Some models feature a mobile-phone-size screen mounted directly onto the laryngoscope handle. On others, the handheld unit connects to an external tablet-computer-sized screen. While screen size may be a factor in image quality, it's not the only factor. "I don't want to say bigger is better," says Kevin S. Henson, CRNA, MSN, the director of anesthesia services and chief CRNA at Appalachian Regional Healthcare System in Boone, N.C. "But a bigger screen means you can pick out more anatomy. A bigger screen means better clarity, more data, better clinical decisions."

A larger, external screen also offers the advantage of letting other surgical team members see what the anesthesia provider can see, to better provide assistance. If the laryngoscope and screen unit are equipped with standard video cable jacks, it opens the door to displaying the airway imaging on surgical monitors or even the big, wall-mounted screen for everyone in the room to see.

external screen FOR ALL TO SEE Dr. Doyle demonstrates the training benefit of an external screen.

3. Availability
How your anesthesia providers intend to use video laryngoscopes can also influence which devices to choose, particularly in terms of their portability, power and reusability.

Compact, self-contained, handheld units travel easily for emergency airway visualization wherever it's needed. But with portability come issues of wear and tear, whether the battery is regularly and sufficiently charged, and even where the instrument is when it's needed, says Mr. Henson. Laryngoscopes with external IV-pole- or dolly-mounted screens are mobile but easy to locate. Their stability offers durability and they can be plugged in for redundant, reliable power.

The proportion of reusable to single-use components varies from product to product, and can involve both budgetary and reprocessing workflow issues. With most, the screen, camera, fiber-optic light source and other electronic components are surface disinfected. Some incorporate an autoclavable or immersible handle and blade, while others slide a camera stick into a disposable blade. Sometimes a disposable plastic cover shields the assembly during use. Some are entirely disposable. What's essential, says Mr. Cryder, is following the manufacturer's directions for turnaround to the letter.

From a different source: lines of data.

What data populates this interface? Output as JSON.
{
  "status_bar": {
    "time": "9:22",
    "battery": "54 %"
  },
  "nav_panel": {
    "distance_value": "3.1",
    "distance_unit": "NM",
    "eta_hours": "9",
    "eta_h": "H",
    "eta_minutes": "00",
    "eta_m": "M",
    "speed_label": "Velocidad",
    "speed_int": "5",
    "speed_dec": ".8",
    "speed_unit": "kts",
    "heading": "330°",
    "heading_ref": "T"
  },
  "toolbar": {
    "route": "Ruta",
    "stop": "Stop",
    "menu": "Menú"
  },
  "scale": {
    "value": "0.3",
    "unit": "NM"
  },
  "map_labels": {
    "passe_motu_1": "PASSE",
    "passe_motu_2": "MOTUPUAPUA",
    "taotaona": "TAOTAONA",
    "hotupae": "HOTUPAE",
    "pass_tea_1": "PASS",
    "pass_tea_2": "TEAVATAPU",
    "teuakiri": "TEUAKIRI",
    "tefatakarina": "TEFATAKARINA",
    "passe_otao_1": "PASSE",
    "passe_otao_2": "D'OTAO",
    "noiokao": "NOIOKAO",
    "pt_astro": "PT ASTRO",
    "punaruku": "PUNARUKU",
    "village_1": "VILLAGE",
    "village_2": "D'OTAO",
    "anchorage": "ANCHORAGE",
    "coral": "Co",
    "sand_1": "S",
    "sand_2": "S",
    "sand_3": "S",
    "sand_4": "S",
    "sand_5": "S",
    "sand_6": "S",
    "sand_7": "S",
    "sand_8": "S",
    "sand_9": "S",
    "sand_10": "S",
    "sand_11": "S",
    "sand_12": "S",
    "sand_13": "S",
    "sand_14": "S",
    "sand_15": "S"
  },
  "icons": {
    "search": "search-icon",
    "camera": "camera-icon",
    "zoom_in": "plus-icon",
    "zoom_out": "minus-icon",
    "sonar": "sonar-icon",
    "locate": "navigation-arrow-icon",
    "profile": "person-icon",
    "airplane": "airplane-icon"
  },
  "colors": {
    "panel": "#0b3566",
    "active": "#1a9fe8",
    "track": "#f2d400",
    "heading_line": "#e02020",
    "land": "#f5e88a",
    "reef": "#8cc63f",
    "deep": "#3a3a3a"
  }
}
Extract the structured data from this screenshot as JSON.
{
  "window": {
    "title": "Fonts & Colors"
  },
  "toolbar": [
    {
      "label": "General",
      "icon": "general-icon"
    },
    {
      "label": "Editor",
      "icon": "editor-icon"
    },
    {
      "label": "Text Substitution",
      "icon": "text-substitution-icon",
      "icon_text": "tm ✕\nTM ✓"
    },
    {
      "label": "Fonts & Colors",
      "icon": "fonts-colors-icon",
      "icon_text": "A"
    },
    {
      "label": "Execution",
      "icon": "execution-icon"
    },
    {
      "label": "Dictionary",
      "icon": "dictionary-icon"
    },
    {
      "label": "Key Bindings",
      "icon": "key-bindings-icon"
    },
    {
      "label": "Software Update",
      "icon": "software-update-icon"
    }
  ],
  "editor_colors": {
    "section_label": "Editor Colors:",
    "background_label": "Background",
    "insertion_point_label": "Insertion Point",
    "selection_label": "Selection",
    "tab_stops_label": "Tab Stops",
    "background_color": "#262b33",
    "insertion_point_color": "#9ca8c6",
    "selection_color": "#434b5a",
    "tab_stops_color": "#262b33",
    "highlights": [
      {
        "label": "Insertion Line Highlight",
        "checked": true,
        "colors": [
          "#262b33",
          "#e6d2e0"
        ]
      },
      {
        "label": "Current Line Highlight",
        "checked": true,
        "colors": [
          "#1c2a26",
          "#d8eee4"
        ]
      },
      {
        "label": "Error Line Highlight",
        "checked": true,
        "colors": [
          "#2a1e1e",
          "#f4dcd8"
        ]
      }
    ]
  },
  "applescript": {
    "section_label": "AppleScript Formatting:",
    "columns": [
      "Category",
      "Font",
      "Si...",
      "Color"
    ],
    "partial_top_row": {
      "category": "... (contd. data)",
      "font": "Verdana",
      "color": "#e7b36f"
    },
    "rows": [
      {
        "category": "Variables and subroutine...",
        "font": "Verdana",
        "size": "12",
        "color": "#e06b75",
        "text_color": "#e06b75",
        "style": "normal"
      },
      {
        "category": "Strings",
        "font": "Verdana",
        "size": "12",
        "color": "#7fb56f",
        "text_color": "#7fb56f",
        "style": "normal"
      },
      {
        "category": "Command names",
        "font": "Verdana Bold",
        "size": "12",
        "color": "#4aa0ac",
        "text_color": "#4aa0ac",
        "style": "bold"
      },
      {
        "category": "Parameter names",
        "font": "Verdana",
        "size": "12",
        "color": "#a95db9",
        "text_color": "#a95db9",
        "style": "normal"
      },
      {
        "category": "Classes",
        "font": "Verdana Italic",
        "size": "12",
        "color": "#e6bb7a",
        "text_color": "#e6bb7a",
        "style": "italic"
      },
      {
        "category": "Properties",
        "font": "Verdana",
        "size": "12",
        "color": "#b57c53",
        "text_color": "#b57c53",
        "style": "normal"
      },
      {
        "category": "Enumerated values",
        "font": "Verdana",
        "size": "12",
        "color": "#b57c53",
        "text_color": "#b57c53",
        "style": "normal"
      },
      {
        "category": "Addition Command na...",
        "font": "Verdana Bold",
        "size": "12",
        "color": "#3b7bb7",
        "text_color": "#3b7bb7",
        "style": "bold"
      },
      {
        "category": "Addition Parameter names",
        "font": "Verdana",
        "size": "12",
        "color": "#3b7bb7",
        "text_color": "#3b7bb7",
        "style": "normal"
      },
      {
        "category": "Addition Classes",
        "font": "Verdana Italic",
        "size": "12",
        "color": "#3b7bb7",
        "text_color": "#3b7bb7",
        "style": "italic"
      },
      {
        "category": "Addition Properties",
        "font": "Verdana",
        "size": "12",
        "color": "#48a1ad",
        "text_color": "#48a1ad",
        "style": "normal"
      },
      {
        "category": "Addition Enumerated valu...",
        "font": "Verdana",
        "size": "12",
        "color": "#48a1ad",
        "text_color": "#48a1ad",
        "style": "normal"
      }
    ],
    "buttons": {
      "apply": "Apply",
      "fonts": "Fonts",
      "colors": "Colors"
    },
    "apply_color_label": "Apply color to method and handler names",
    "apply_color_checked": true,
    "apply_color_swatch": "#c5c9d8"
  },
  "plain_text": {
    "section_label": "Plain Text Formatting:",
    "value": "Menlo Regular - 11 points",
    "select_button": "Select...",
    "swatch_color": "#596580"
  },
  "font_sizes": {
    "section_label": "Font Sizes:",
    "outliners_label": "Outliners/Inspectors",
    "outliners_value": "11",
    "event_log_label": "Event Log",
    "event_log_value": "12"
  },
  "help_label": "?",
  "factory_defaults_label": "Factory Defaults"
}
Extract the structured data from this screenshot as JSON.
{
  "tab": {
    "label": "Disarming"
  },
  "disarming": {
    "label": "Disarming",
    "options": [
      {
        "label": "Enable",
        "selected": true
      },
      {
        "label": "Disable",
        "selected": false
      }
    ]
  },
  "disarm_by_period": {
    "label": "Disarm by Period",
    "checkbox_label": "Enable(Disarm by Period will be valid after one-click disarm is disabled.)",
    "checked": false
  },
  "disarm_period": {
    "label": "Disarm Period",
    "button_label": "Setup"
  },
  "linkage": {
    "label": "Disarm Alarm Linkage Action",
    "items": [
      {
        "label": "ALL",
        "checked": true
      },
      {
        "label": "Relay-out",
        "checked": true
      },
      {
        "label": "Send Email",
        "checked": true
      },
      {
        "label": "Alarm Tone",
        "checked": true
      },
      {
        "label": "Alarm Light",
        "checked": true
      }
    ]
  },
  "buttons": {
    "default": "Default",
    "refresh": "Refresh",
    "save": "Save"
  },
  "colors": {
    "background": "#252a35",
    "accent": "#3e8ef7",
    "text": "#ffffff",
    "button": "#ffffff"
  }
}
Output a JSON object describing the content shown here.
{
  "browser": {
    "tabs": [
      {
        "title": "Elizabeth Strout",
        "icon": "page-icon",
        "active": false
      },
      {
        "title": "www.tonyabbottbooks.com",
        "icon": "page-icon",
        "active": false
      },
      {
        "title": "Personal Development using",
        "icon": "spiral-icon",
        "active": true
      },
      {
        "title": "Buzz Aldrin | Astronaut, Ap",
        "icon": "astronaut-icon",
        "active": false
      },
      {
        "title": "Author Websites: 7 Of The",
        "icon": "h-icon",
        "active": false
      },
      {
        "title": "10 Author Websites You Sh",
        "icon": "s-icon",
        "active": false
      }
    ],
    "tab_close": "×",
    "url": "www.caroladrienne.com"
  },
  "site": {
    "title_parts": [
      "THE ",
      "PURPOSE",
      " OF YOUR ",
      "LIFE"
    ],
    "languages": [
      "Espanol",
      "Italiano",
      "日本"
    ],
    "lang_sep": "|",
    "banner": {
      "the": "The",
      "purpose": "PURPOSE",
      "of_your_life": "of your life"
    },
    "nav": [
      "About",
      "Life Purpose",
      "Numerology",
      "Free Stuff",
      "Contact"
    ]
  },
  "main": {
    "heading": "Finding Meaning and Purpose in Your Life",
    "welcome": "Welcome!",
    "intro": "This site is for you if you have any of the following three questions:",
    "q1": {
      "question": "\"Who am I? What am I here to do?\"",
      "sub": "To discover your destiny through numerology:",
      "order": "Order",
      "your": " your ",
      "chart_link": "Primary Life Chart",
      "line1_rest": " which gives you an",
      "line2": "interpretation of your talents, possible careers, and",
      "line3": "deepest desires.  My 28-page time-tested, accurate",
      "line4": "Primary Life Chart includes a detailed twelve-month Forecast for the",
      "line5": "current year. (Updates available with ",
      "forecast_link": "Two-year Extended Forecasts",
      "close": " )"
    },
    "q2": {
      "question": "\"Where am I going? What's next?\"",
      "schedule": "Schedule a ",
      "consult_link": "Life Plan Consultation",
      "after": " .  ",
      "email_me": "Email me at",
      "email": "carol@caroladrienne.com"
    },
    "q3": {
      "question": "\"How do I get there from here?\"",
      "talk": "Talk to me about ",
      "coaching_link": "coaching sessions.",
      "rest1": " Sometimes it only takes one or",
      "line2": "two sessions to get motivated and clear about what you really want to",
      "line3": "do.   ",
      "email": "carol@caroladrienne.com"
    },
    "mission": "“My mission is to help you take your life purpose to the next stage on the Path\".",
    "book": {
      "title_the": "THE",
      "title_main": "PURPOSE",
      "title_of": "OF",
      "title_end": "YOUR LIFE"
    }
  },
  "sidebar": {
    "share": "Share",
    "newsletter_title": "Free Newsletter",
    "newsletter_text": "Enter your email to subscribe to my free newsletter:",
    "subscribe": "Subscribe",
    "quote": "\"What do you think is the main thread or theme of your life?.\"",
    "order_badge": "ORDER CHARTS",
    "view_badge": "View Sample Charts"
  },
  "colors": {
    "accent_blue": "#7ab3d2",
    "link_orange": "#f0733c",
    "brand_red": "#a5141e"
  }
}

"Cost is a big deal, it'll always be a big deal," says Dr. Doyle, but the rescue technology should be readily available to each anesthesia provider working in each OR at a moment's notice.

The best option for equipping your providers may be seeking out others' opinions. Before arranging hands-on trials with manufacturers, be sure to call the anesthesia and emergency departments at large teaching hospitals in your area. "They usually have 1 or 2 different types and have tried them out," says Mr. Cryder. "How have they liked their devices?"